C’est un coup dur pour l’industrie automobile allemande, autant qu’une victoire pour les écologistes. En première ligne, l’organisation environnementale Deutsche Umwelthilfe (DUH) et son président, Jürgen Resch. Le «Robin des bois» du diesel est à l’origine de cette bataille «pour l’air pur», selon ses propres termes, consistant à poursuivre les villes qui ne respectent pas les normes de qualité de l’air. Une intense bataille juridique, dont l’épilogue s’est joué ce mardi à Leipzig.
Ce n’est pas tout. La Commission européenne menace également l’Allemagne de poursuites pour son inaction face à la pollution de l’air. Quelque 70 villes présentaient encore en 2017 des taux de dioxyde d’azote supérieurs au seuil annuel moyen de 40 microgrammes par m3 édicté par l’Union européenne, d’après l’Office fédéral de l’environnement.
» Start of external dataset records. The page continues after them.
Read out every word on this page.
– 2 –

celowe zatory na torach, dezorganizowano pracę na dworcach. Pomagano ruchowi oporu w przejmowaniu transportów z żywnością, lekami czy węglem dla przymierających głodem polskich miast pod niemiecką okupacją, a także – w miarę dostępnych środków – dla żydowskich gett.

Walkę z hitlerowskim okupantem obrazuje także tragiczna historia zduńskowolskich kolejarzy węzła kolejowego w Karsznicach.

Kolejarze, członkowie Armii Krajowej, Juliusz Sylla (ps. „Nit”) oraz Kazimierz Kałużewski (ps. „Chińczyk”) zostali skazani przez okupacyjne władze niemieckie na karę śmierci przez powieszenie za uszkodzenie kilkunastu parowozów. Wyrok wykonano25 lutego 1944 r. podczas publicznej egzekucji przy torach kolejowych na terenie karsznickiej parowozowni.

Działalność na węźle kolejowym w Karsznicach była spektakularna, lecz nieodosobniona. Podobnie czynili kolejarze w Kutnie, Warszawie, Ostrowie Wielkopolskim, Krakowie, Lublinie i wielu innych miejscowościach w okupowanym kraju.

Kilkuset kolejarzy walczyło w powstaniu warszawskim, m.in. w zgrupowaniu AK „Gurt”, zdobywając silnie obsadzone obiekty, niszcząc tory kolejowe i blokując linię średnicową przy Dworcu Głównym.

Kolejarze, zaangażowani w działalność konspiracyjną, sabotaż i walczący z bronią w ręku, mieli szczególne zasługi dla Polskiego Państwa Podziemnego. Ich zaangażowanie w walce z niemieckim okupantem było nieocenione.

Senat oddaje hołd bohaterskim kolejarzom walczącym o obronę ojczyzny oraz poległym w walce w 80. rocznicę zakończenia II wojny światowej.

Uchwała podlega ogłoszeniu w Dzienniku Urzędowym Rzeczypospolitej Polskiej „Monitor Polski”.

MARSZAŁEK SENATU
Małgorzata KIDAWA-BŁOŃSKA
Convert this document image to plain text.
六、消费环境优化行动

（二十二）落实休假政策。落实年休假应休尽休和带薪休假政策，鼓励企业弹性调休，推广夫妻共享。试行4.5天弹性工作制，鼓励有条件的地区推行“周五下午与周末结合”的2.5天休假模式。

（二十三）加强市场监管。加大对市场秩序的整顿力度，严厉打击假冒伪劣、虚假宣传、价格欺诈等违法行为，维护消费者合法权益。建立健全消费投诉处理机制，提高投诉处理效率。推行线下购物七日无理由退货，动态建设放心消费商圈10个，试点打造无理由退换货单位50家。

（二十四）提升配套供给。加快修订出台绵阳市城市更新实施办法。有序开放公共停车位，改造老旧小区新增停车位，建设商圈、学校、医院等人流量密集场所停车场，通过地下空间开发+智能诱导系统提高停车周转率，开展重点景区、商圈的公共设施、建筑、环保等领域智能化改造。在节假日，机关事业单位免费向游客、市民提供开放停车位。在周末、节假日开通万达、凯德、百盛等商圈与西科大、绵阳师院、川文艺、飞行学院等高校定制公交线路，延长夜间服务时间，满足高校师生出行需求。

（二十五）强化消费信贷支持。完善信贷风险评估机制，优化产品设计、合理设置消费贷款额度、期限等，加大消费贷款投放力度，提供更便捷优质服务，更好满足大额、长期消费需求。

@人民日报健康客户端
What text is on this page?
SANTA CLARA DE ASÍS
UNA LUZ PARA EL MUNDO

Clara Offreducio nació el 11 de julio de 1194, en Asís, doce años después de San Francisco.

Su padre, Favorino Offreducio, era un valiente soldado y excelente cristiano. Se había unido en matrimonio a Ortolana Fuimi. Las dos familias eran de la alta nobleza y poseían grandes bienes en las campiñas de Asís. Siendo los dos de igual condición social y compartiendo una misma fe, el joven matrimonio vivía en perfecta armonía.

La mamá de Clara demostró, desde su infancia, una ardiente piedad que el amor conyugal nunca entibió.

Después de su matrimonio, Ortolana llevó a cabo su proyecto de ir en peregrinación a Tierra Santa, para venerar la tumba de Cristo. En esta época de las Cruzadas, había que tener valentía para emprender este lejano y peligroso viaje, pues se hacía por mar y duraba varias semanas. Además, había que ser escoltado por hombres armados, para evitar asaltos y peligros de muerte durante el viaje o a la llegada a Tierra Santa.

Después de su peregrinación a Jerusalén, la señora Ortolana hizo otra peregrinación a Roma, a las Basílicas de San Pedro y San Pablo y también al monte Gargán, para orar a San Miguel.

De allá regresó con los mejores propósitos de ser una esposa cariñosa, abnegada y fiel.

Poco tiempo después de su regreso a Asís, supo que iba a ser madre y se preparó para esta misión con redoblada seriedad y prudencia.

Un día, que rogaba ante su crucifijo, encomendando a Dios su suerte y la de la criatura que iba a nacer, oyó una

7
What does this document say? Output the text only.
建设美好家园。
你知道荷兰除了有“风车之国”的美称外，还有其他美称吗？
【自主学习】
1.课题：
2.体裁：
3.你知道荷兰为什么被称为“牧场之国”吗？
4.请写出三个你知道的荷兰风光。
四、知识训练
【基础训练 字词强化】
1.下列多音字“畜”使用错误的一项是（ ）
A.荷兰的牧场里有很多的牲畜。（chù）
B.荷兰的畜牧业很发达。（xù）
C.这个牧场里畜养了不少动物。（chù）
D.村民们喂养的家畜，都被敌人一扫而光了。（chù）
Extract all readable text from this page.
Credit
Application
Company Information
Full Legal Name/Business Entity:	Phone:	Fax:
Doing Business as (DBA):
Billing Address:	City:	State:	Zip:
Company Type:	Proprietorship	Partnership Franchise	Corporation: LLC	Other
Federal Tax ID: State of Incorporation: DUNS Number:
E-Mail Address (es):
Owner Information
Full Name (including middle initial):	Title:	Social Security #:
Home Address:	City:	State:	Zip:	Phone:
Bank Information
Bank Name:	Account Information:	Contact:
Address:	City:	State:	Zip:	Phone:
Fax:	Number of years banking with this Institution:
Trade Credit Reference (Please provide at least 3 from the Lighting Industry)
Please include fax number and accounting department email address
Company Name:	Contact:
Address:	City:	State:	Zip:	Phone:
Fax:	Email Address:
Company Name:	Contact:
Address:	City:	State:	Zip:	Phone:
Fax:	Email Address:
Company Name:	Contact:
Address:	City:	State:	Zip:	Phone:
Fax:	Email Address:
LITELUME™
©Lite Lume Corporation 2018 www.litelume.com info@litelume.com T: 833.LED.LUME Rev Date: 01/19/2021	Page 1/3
«Une débâcle pour la grande coalition»
Il sera intéressant d’observer le futur gouvernement allemand aux prises avec ce sujet sensible. Le contrat de coalition rédigé entre les chrétiens-démocrates de la CDU-CSU et les sociaux-démocrates du SPD n’aborde qu’assez brièvement la question, avec cette phrase aussi prudente qu’ambiguë : «Nous voulons éviter d’avoir recours aux interdictions de circulation et améliorer la qualité de l’air», dit le texte. Berlin prévoit toutefois la mise en place d’un fonds d’un milliard d’euros pour aider les villes à développer leur réseau de transports publics ou leur flotte de véhicules électriques. Quoi qu’il en soit, le futur gouvernement devra sans doute désormais adopter une position plus tranchée.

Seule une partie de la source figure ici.